Katılamayanlar, güç getiremeyenler en azından hakkını teslim etmeli. Yüksek bir takdir gerektiriyor. İnsanlar bu kadar uçak saldırısı altında bırak savaşmayı yaşayamaz, barınamaz. İnsanlar tren istasyonuna yakın yerlerde ev bile satın almıyor. Uçakların olduğu yerlerde, şehirlerde yaşamak istemiyorlar. Ama düşmanın gördüğü yerde, vurduğu coğrafyada sen aylarca, yıllarca bu halde direniyorsun, savaşıyorsun. Aslında savaş tek taraflıdır. Elindeki tüfek, keleş uçağa isabet etmiyor. Büyük bir irade var. Büyük bir gönül koyuş var. Savaşın karakterini iyi anlamalı.

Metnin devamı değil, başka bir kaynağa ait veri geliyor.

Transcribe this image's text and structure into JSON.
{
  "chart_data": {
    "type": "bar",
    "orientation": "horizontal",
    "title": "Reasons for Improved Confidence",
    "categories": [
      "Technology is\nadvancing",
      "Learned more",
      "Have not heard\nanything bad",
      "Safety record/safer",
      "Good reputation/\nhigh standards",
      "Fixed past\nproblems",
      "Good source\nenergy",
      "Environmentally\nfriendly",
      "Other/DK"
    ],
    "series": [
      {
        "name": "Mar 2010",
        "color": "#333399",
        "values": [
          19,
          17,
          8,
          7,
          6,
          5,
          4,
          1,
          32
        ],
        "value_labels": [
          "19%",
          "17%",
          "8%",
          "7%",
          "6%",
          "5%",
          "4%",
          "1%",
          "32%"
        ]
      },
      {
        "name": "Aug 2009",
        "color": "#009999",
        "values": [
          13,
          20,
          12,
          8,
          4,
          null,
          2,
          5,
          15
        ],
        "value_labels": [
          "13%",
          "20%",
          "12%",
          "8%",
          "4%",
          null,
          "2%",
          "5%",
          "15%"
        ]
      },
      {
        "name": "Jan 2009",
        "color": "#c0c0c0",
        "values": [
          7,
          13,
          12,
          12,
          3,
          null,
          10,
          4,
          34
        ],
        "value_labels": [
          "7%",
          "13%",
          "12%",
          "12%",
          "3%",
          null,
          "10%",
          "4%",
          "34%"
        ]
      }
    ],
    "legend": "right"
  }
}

‘KÜRTLER BİRLEŞİRSE BU DENGE DEĞİŞİR’
Türkiye bütün iddiasıyla bitti bitireceğim demesine rağmen tamam Kürtlere zarar veriyor ama sonuç alamıyor. Rahat değil, bir yandan diyor ‚terörü kovalıyoruz, inlerine giriyoruz. Nefesimiz enselerinde, nefes alamazlar.‘ Bir yandan da ‚Türkiye’nin bekası tehlikede‘ diyor. Bütün muhalefetini teslim almaya çalışıyor, işte aman aman diyor ‚teröre karşı birlik olalım.‘ Amerika’nın, NATO’nun boğazını tutuyor, ‚teröre karşı tek başına savaş olmaz‘ diyor. Uluslararası destek gerekir. İşte ‚DAİŞ’e karşı yaptığınız gibi birleşip PKK’yi de temizleyelim.‘ Halen uluslararası destek istiyor. Bu aldığı desteklere rağmen bütün uçaklarını, tekniğini oradan alıyor. Şimdi Amerika ve Avrupa PKK’yi terörist ilan etmeseydi, Türkiye bu savaşı yürütemezdi. Onun lüksünü kullanıyor. Ama buna rağmen çelişkileri halen yoğun. Bu yetmiyor, bana daha büyük destek vermeniz lazım, diyor. Bir yandan işte küçümser, eziyorum, kovalıyorum, derken diğer yandan da devlete içeriden-dışarıdan peşkeş etmiş. Her türlü tavizi vermeye hazırdır. Kürtler birleşirse bu dengelerin hepsini değiştirebilir.